Once Upon a Time in Hong Kong
- The Killer
- 喋血雙雄
- Hong Kong1989
- John Woo
- 111 DCP
- 18A
- Once Upon a Time in Hong Kong
“Starts over the top, then, like some cartoon freak-out, blasts through the roof.”
J. Hoberman, Village Voice
After director John Woo and producer Tsui Hark locked horns over A Better Tomorrow II, Woo drummed up his own financing to underwrite follow-up The Killer, his squib-soaked homage to Melville’s Le samouraï and a bona fide action classic. Here, the honour-bound lone wolf is Ah Jong (Chow Yun-fat), a sartorially suave hitman who accidentally blinds a nightclub singer (Sally Yeh) during a firefight with triads. Guilt compels him to protect her, leading to romance and a lucrative contract—his fateful final job—to pay for her corneal transplant. Their relationship only feigns the film’s love story; the true courtship belongs to Ah Jong and detective Li Ying (Danny Lee), two soulmates on opposing sides of the law whose union is consecrated through ultra-violence and shared admiration (maybe more). Christian symbolism, including the director’s first scattering of white doves, runs throughout. Woo’s 2024 straight-to-streaming remake set in Paris failed to match the original’s ferocity or piquant subtext.

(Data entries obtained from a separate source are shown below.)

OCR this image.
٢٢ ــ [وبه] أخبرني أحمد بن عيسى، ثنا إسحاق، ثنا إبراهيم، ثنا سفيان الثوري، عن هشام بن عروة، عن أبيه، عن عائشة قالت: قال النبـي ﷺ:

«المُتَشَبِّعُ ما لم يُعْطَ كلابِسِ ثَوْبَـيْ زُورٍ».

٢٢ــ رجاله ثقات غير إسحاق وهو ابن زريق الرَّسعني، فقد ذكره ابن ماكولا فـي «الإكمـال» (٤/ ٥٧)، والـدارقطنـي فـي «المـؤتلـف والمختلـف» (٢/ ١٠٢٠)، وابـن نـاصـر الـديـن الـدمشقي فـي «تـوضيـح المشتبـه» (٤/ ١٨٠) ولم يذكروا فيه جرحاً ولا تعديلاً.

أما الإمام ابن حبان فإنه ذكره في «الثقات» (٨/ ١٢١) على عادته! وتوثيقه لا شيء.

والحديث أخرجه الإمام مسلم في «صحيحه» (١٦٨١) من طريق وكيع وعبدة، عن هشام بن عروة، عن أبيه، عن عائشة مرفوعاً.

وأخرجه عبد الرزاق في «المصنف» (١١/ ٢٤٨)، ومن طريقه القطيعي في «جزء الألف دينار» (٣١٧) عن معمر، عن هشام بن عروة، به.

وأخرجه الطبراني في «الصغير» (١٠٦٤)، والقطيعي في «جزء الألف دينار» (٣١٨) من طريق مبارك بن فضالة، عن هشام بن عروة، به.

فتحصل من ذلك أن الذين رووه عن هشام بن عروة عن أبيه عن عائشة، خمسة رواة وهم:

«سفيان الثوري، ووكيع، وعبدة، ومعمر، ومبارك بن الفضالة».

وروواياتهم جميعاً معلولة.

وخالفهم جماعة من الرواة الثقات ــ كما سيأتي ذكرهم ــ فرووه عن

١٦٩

In Cantonese with English subtitles
“The most dementedly elegiac thriller you’ve ever seen … The tone is hysterical from start to finish, but Woo’s lush visual stylings and taste for baroque detail give the whole thing an improbably serene air of abstraction.”
Tony Rayns, Time Out
“John Woo at his pinnacle … A super-stylised explosion of adrenaline that remains one of the key pieces in the jigsaw of today’s action cinema.”